The Port of Buffalo, in upstate New York at the eastern edge of Lake Erie, is also illustrative of the new dynamics at play. Throughout the boom times for the steel industry in the US, it was home to  Bethlehem Steel’s Lackawanna Mill which closed in the early 1980s. The niche port has re-invented itself as a hub, of sorts, for imports of components related to wind power generation.

Patricia C. Schreiber, Port Director, Port of Buffalo said, in early June, that three shipments of wind turbine components had been unloaded at the port, two from Germany and one from S. Korea, adding that additional shipments are inbound.  She said: “To the Port of Buffalo, handling these wind turbines means a full dock for the season. Not only are we unloading the vessels, but we’re also loading the trucks that take them to site. So, this is an opportunity to keep us busy all the way into Fall.”
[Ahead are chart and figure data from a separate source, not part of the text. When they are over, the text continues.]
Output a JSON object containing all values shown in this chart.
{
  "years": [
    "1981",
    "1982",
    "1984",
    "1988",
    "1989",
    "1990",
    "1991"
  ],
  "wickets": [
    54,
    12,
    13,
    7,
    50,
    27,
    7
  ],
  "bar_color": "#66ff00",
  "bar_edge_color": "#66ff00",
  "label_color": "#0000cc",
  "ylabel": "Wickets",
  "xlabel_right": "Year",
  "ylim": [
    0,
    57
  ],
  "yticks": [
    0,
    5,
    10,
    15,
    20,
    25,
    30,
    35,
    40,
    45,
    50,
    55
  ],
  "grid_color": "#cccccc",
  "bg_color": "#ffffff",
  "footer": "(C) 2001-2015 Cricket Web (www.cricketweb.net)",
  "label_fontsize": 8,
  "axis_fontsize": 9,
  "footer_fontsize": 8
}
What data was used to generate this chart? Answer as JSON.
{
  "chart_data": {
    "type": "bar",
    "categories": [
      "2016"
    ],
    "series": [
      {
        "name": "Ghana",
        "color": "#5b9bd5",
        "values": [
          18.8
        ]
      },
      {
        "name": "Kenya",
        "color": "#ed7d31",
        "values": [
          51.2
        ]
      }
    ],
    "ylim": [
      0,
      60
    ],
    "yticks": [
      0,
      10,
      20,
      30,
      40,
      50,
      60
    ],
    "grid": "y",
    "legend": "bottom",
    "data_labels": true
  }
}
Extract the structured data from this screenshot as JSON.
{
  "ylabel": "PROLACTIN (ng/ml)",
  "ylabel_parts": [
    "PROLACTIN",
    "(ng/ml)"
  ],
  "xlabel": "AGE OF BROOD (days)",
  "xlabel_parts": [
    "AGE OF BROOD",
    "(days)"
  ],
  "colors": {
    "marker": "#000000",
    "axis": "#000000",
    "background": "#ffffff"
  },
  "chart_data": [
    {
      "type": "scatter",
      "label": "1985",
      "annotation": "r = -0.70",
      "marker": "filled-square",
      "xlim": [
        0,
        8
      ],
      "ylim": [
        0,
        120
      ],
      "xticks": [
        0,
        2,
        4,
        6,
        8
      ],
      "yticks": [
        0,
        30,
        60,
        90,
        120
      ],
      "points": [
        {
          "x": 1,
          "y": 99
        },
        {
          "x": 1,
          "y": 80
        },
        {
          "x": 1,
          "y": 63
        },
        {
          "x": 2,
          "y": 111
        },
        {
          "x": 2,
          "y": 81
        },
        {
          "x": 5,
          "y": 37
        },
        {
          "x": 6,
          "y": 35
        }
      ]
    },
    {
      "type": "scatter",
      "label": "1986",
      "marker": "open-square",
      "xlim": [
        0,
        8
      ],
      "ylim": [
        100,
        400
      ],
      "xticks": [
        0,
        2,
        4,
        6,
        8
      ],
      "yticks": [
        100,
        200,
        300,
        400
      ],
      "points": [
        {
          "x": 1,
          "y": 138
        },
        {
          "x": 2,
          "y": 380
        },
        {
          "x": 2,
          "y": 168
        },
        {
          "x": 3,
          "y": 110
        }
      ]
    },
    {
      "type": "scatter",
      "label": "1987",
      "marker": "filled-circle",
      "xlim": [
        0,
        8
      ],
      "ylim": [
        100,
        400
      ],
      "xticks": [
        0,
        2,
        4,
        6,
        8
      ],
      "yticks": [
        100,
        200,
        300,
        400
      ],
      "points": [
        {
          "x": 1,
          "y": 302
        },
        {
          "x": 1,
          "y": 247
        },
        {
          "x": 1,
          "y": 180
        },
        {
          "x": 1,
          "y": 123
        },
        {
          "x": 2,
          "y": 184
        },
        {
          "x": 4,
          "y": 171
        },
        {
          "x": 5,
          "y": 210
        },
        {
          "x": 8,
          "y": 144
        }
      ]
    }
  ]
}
It’s not all about project cargo for Buffalo; sugar has entered the mix. Earlier in Spring, 2020, Sucro Sourcing, a Florida-based processor of sugar, set up a facility in the port’s Gateway Trade Zone (not far from the site of the old steel mill), with a regional distribution facility for cane sugar. At least one vessel inbound with sugar has called at Buffalo so far this season.